12 BIRDS TO SAVE YOUR LIFE: NATURE’S LESSONS IN HAPPINESS
Author: Charlie Corbett
Publisher: Penguin Random House
Price: Rs 599
Pages: 304
In the past few decades, as we bury our lives in concrete, urban jungles, we have come to associate nature with something distant and foreign. It is a getaway, offering respite from time to time, and not a part of our daily lives. Except it isn’t as inaccessible as we think it to be. Nature exists right outside our windows and doors, and all we need to do is to let it in or take a step outside, as Charlie Corbett affirms in his second book, 12 Birds to Save Your Life: Nature’s Lessons in Happiness.
The book is a meditation on life’s little joys and the fundamental reaffirmations that surround us, only if we take a moment to look or listen. In a moment, the “background noise” turns into an influx of chirping birds of all shapes and colours and the fragrance of leaves and flowers. Author of award-winning business book The Art of Plain Speaking (2018), Corbett spent two decades writing on business and finance from cities across the world, and as a result, lost touch with his home and life in the countryside. He reclaimed his connection to nature, birds and rural landscapes when a sudden tragedy hit his family – his mother’s terminal illness and her death.
Corbett’s journey begins not at the end of his mother’s life but at the beginning of its end. She had spent her life loving Christmas and spring, making a home of their family house with the big oak tree. In her final days, a series of headaches turn into a brain tumour, a Stage-4 cancer, and her happy, healthy image of life slowly fades away with excessive radio- and chemo-therapy. The harsh treatment takes away her spirit. Corbett remembers her fading in his book, one incident at a time. Eventually the loss becomes more permanent with her death. In this abundance of grief, Charlie learns to lean on nature. From the day of his mother’s diagnosis to the day they lose her and after, nature becomes his coping mechanism, a survival hack.
An off-season spotting of a skylark in flight, mid-song, infuses him with an “injection of hope” and the trail of life-saving birds begins. Robins, with the shortest lifespan of all the songbirds, give full measure to their time by singing and breeding all year long – living life all the time. Wrens, the small territorial birds, come together to survive the harsh winter. Their collective warmth becomes their strength. The song thrush – “the living, singing proof that life goes on” – keeps Charlie company in the dead of the night. The British bullfinch, the red-breasted bird to which he compares his father, never leaves, a symbol of attachment and commitment, to self and others. “Notorious” magpies, who steal from others’ nests but build their own at an unreachable height, make him wonder how light and darkness co-exist in life and how we often refuse to notice the latter before the light has disappeared. House sparrows are a part of Corbett’s daily life, his “extended family”, although they are fast vanishing.
He equates his memory of the mysterious house martins with the “traditional Japanese aesthetic” yugen, which translates to “a profound, mysterious sense of beauty of the universe… and the sad beauty of human suffering”. He spots an “olive-green bundle of feathers”, a chiffchaff – whose name resembles the sound it makes – in the first spring after his mother’s passing. And finally, an unexpected spotting of the exquisite barn owl, years after his mother’s passing, gives Corbett a closure and at the same time, opens him to life’s unexpected past and its unplanned future.
In his various manifestations of grief — guilt, regret, anger, loneliness, anxiety and melancholy — Corbett sources his resilience from flying birds, green landscapes and lessons from nature. He compares this “birdsong epiphany” to an ages-old Buddha’s butterfly moment; believing that hope finds us in the darkest, smallest corner of life when we need it the most, especially when we are not seeking it.

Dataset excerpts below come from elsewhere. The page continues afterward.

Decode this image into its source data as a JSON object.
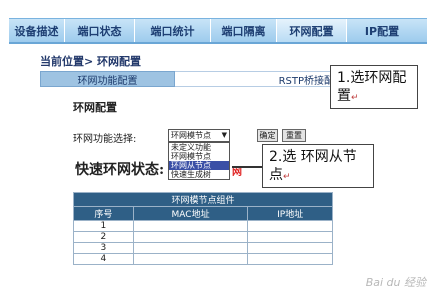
{
  "nav": {
    "items": [
      "设备描述",
      "端口状态",
      "端口统计",
      "端口隔离",
      "环网配置",
      "IP配置"
    ]
  },
  "breadcrumb": "当前位置> 环网配置",
  "subtabs": {
    "active": "环网功能配置",
    "inactive": "RSTP桥接配"
  },
  "section_title": "环网配置",
  "form": {
    "function_label": "环网功能选择:",
    "selected_value": "环网模节点",
    "options": [
      "未定义功能",
      "环网模节点",
      "环网从节点",
      "快速生成树"
    ],
    "selected_index": 2,
    "ok_label": "确定",
    "cancel_label": "重置"
  },
  "status": {
    "label": "快速环网状态:",
    "tail": "网"
  },
  "table": {
    "caption": "环网模节点组件",
    "headers": [
      "序号",
      "MAC地址",
      "IP地址"
    ],
    "rows": [
      [
        "1",
        "",
        ""
      ],
      [
        "2",
        "",
        ""
      ],
      [
        "3",
        "",
        ""
      ],
      [
        "4",
        "",
        ""
      ]
    ]
  },
  "callouts": {
    "c1": "1.选环网配置",
    "c2": "2.选 环网从节点",
    "return_mark": "↵"
  },
  "watermark": "Bai du 经验",
  "colors": {
    "nav_bg": "#9dcbed",
    "table_header": "#2f5f86",
    "selected_option": "#3a4fa6",
    "alert_red": "#e02020"
  }
}
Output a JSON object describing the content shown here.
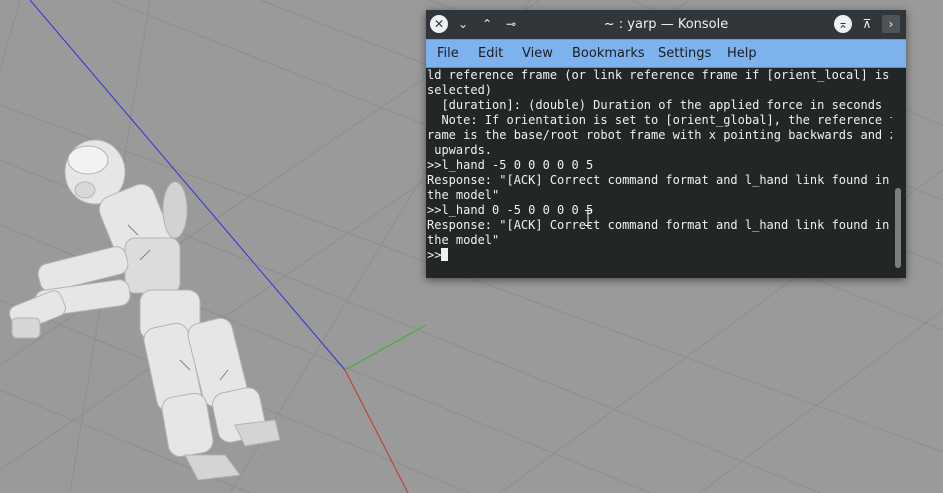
{
  "window": {
    "title": "~ : yarp — Konsole",
    "close_glyph": "✕",
    "minimize_glyph": "⌄",
    "maximize_glyph": "⌃",
    "pin_glyph": "⊸",
    "keep_above_glyph": "⌅",
    "shade_glyph": "⊼",
    "more_glyph": "›"
  },
  "menu": {
    "file": "File",
    "edit": "Edit",
    "view": "View",
    "bookmarks": "Bookmarks",
    "settings": "Settings",
    "help": "Help"
  },
  "terminal": {
    "lines": [
      "ld reference frame (or link reference frame if [orient_local] is",
      "selected)",
      "  [duration]: (double) Duration of the applied force in seconds",
      "  Note: If orientation is set to [orient_global], the reference f",
      "rame is the base/root robot frame with x pointing backwards and z",
      " upwards.",
      ">>l_hand -5 0 0 0 0 0 5",
      "Response: \"[ACK] Correct command format and l_hand link found in",
      "the model\"",
      ">>l_hand 0 -5 0 0 0 0 5",
      "Response: \"[ACK] Correct command format and l_hand link found in",
      "the model\""
    ],
    "prompt": ">>"
  },
  "colors": {
    "terminal_bg": "#232627",
    "terminal_fg": "#eff0f1",
    "menubar_bg": "#7eb2ef",
    "titlebar_bg": "#31363b",
    "viewport_bg": "#9a9a9a",
    "axis_x": "#c83232",
    "axis_y": "#32b432",
    "axis_z": "#3232dc"
  },
  "icons": {
    "close": "close-icon",
    "minimize": "chevron-down-icon",
    "maximize": "chevron-up-icon",
    "pin": "pin-icon",
    "keep_above": "keep-above-icon",
    "shade": "shade-icon",
    "more": "chevron-right-icon"
  }
}
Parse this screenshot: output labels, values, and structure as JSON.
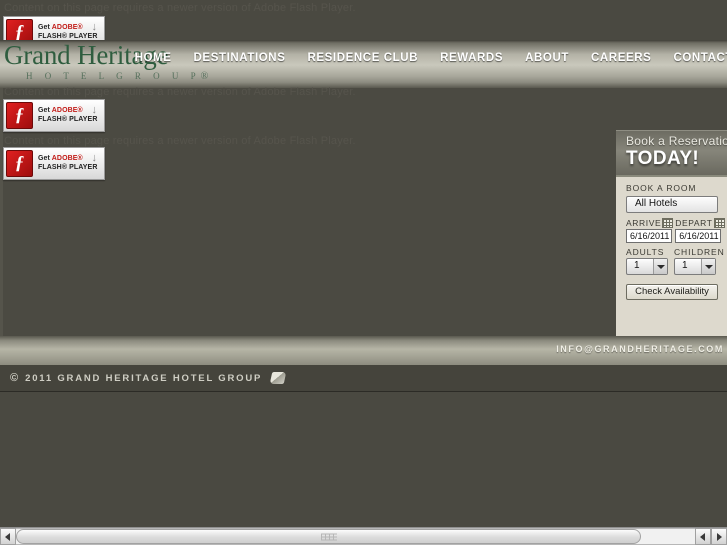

At the end of each chapter, he gives a fair idea of the birds he admires, of how they look, how they sound, what they enjoy eating, where one can find them and the chances of spotting them. One step further, he also compiles a gazetteer at the end of the book, putting together a rough “context” of nature. Although his list is not exhaustive and is mainly centred on British landscapes, it is still symbolic of the human-nature bond that is universal.
Nature’s illusion of permanence – to have been there before us and to be here long after we are gone – is reassuring compared to the brevity of our own lives. 12 Birds to Save Your Life encourages its readers to welcome it. In our modern-day hustle, we have lost our life’s compass. For us, “to become grounded” and “move with the rhythms of the natural world”, we must find our way back to nature.
In a big way, 12 Birds to Save Your Life commemorates Wildlife Awareness Week celebrated every year from October 2 to 8. It serves as a fitting reminder that we do not need to be scientists or biologists or academicians to be able to appreciate nature and its elements. Charlie Corbett takes a walk, sits in nature, breathes in the view and looks up in the sky, and he finds not just comfort but meaning. Most importantly, he finds what we lose so easily – hope, flying high.